In one prospective, randomized, double-masked, crossover 1-day study in 48 patients, subjects received three test applications in random sequence of active intranasal, active extranasal control and sham intranasal control. Significantly greater tear production was observed during active intranasal application vs. either control (P < .0001). Four subjects (8%) reported mild and transient adverse events.
In a second study — a prospective, single-arm, open-label study — 97 subjects were instructed to use the device a minimum of twice a day and up to 10 times per day for up to 180 days. Mean number of applications per subject was 288 over the study period.

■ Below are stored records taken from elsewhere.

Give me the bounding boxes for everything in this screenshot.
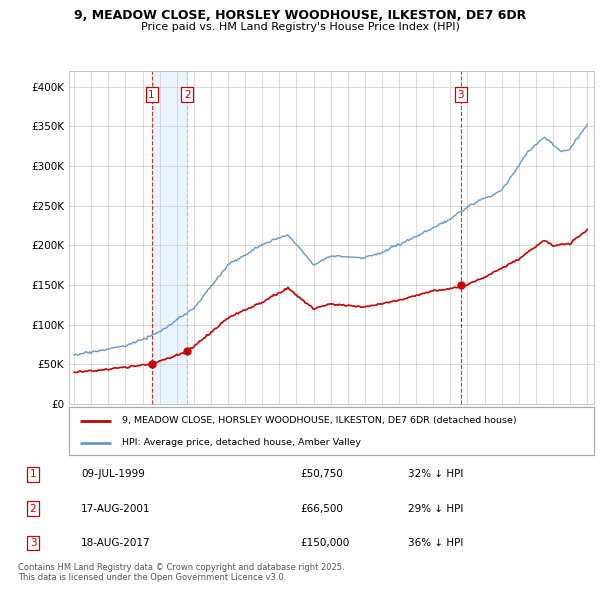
Text: 09-JUL-1999: 09-JUL-1999	[81, 470, 145, 479]
Text: Price paid vs. HM Land Registry's House Price Index (HPI): Price paid vs. HM Land Registry's House …	[140, 22, 460, 32]
Text: 18-AUG-2017: 18-AUG-2017	[81, 538, 151, 548]
Text: Contains HM Land Registry data © Crown copyright and database right 2025.
This d: Contains HM Land Registry data © Crown c…	[18, 563, 344, 582]
Text: £66,500: £66,500	[300, 504, 343, 513]
Text: 2: 2	[29, 504, 37, 513]
Text: 32% ↓ HPI: 32% ↓ HPI	[408, 470, 463, 479]
Text: 29% ↓ HPI: 29% ↓ HPI	[408, 504, 463, 513]
Text: 3: 3	[29, 538, 37, 548]
Bar	[152, 71, 187, 404]
Text: £150,000: £150,000	[300, 538, 349, 548]
Text: 17-AUG-2001: 17-AUG-2001	[81, 504, 151, 513]
Text: 9, MEADOW CLOSE, HORSLEY WOODHOUSE, ILKESTON, DE7 6DR (detached house): 9, MEADOW CLOSE, HORSLEY WOODHOUSE, ILKE…	[121, 416, 516, 425]
Text: 1: 1	[148, 90, 155, 100]
Text: 9, MEADOW CLOSE, HORSLEY WOODHOUSE, ILKESTON, DE7 6DR: 9, MEADOW CLOSE, HORSLEY WOODHOUSE, ILKE…	[74, 9, 526, 22]
Text: 36% ↓ HPI: 36% ↓ HPI	[408, 538, 463, 548]
Text: £50,750: £50,750	[300, 470, 343, 479]
Text: 2: 2	[184, 90, 191, 100]
Text: HPI: Average price, detached house, Amber Valley: HPI: Average price, detached house, Ambe…	[121, 438, 361, 447]
Text: 3: 3	[458, 90, 464, 100]
Text: 1: 1	[29, 470, 37, 479]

Acute tear production was significantly greater during intranasal stimulation in the study eye vs. the unstimulated fellow eye at 180 days and at all other visits (P < .0001). Nasal pain and discomfort or burning was the most often reported adverse event related to the device.
“Certainly, these data demonstrate that the ITN effectively and safely increases endogenous tear production and supports the use of the ITN as a promising treatment option for patients with dry eye,” Holland said. – by Patricia Nale, ELS
Reference:
Holland EJ. Intranasal tear neurostimulation for subjects with dry eye disease: Results from 2 pivotal clinical trials. Presented at American Academy of Ophthalmology annual meeting; Nov. 11-14, 2017; New Orleans.
Disclosure: Holland reports he is a consultant for Allergan and receives research funding from Allergan. The study was sponsored by Allergan.